Wednesday, June 15, 2016

Cavium to Acquire QLogic for Server/Storage Adapters

Cavium agreed to acquire all of the outstanding QLogic common stock for approximately $1.36 billion in equity value ($15.50 per share, comprised of $11.00 per share in cash and 0.098 of a share of Cavium common stock for each share of QLogic common stock).

QLogic, which is  based in Aliso Viejo, California, supplies Fibre Channel Adapters, converged network adapter for the Fibre Channel over Ethernet (FCoE) market, Ethernet adapters, iSCSI adapters, and ASICs.  The company has design wins for next generation Ethernet (10/25/50/100Gb) and Fibre Channel (16/32Gb) platforms.


QLogic, which is listed under the NASDAQ symbol QLGC, was created in 1992 after being spun off by Emulex. QLogic has 782 employees.
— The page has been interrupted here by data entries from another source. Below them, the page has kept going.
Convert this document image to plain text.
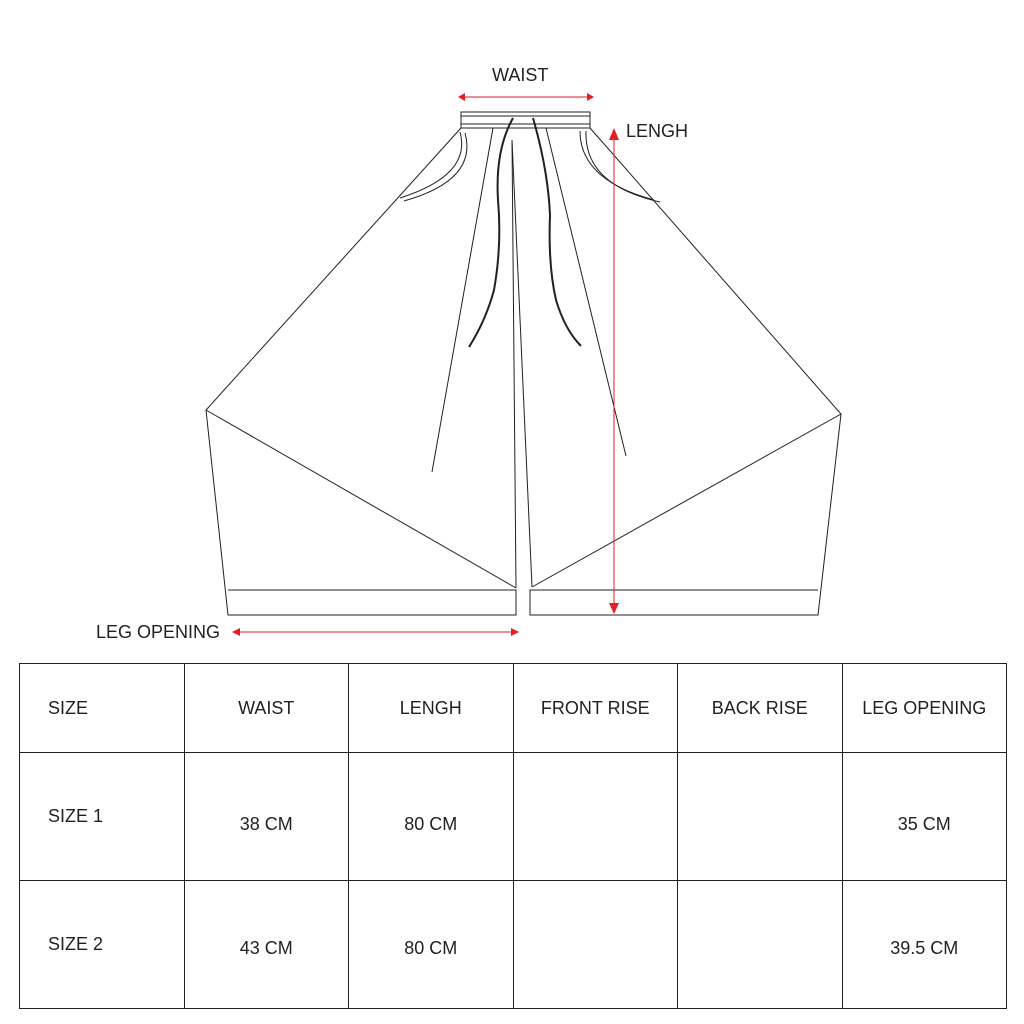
WAIST
LENGH
LEG OPENING
SIZE	WAIST	LENGH	FRONT RISE	BACK RISE	LEG OPENING
SIZE 1	38 CM	80 CM			35 CM
SIZE 2	43 CM	80 CM			39.5 CM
Cavium said QLogic's portfolio of advanced connectivity and storage solutions is highly complementary to its portfolio of networking, compute, and security solutions. The combination enables Cavium to offer a complete end-to-end offering to customers in Enterprise, Cloud, Data Center, Storage, Telco and Networking markets.

“Today’s acquisition of QLogic is highly complementary and strategic to Cavium and it creates a diversified pure-play infrastructure semiconductor leader,” stated Syed Ali, President and Chief Executive Officer of Cavium.  “QLogic’s industry leading products extend our market position in data center, cloud and storage markets, and further diversifies our revenue and customer base. In addition to the compelling strategic benefits, the manufacturing, sales and operating synergies will create significant value for our shareholders.”

“QLogic with Cavium is a winning combination for customers and employees and is financially compelling for QLogic shareholders,” said Christine King, Executive Chairman of QLogic. “The scale of operations of a nearly $1 billion revenue business will allow the combined company to deliver better solutions for customers and create more career opportunities for employees. Shareholders will benefit from both the immediate premium, as well as the opportunity to participate in the long-term value creation from the combined company’s strong growth prospects.”